A performance from a young country singer sent "shivers" down the spine of a Popstars judge.

On Wednesday the Popstars panel headed to Christchurch, where hopefuls auditioned for a chance at moving on to the next round and staying in the running to win $100,000.

Jaydin Shingleton from Westport immediately charmed the panel, leaving them all singing his praises when he wrapped up his performance of his original song Damn Love. He wrote the song about a pattern of bad relationships he experienced.

Jaydin Shingleton impressed the judges with his performance. Photo: TVNZ
Jaydin Shingleton impressed the judges with his performance. Photo: TVNZ

Shingleton, who has a keen singer since he was 4, works at a movie theatre and admitted he was nervous before he began his performance.

"There are some talented people here but I'm going to give it a shot."

And judge Nathan King was more than thrilled that he took his shot, called his performance "compelling".

"The hairs on the back of my neck stood up," he told Singleton,

Vince Harder was equally moved by the 21-year-old's talent.

"There was a moment there where I got you know, a shiver down my spine," he said. "There's something beautiful about you bro."

All three judges gave him almost instantaneous yesses, sending him straight to the callback round.

Elsewhere in the Christchurch auditions, there was a varied group of talent from all over the South Island.

Brad Staley from Lake Tekapo delivered easily the strangest lines of the evening, admitting he was "more nervous than a cat in a room full of rocking chairs".

Thankfully, he overcame his nerves and delivered his original song called Diesel, showing off his rural-influenced sound. King and Harder were impressed with his voice and gave him a yes, but Kimbra said it was a "maybe" for her.

Amber Carly Williams hit all the right notes. Photo: TVNZ
Amber Carly Williams hit all the right notes. Photo: TVNZ
And it was the last performance of the show that signalled serious star power. Nineteen-year-old Amber Carly Williams from Christchurch's mother died when she was just 7, and she started learning the guitar in her honour.

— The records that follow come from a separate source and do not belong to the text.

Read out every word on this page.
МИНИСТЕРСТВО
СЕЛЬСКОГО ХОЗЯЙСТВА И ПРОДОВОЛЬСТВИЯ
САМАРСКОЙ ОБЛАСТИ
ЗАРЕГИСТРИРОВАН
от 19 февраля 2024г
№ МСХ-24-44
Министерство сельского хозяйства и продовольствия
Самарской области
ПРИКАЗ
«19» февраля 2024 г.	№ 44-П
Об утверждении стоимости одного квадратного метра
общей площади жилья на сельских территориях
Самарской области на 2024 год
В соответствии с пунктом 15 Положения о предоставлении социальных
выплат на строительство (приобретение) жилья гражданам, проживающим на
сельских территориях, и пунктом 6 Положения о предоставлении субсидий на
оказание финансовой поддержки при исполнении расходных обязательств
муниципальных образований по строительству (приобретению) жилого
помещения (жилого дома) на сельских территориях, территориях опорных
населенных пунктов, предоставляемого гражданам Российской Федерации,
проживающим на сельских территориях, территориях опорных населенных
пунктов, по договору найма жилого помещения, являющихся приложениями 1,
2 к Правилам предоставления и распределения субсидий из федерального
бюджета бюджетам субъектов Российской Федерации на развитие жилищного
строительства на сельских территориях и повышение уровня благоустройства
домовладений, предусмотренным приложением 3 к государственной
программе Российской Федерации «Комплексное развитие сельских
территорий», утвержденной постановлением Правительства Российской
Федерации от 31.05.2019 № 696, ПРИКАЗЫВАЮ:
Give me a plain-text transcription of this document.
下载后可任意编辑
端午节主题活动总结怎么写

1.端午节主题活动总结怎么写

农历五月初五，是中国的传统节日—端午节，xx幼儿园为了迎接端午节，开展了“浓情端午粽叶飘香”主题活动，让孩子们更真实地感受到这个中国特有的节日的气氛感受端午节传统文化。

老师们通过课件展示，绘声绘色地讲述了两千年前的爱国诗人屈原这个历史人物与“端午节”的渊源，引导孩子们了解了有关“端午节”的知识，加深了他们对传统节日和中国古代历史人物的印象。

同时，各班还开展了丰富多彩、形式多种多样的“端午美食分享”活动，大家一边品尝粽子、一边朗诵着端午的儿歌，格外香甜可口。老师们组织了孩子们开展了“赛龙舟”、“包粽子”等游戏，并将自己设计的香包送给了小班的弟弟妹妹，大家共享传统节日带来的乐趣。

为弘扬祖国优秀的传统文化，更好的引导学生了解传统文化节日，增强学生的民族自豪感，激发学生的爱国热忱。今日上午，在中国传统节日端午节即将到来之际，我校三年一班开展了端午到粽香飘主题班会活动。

"I really enjoyed your voice, plus I've never heard anyone in this competition [so far] go up that high," Harder said, praising Williams' vocals.

"I really love your tone, and I would love to keep working with you and developing what you have because it [your voice] feels original," Kimbra said.

Reiterating the praise from fellow panellists, King added that he "loved" her performance.

With a callback card in her hands, she was sent straight to the next round. And as the talented teen left the stage, King told Kimbra "she's got something."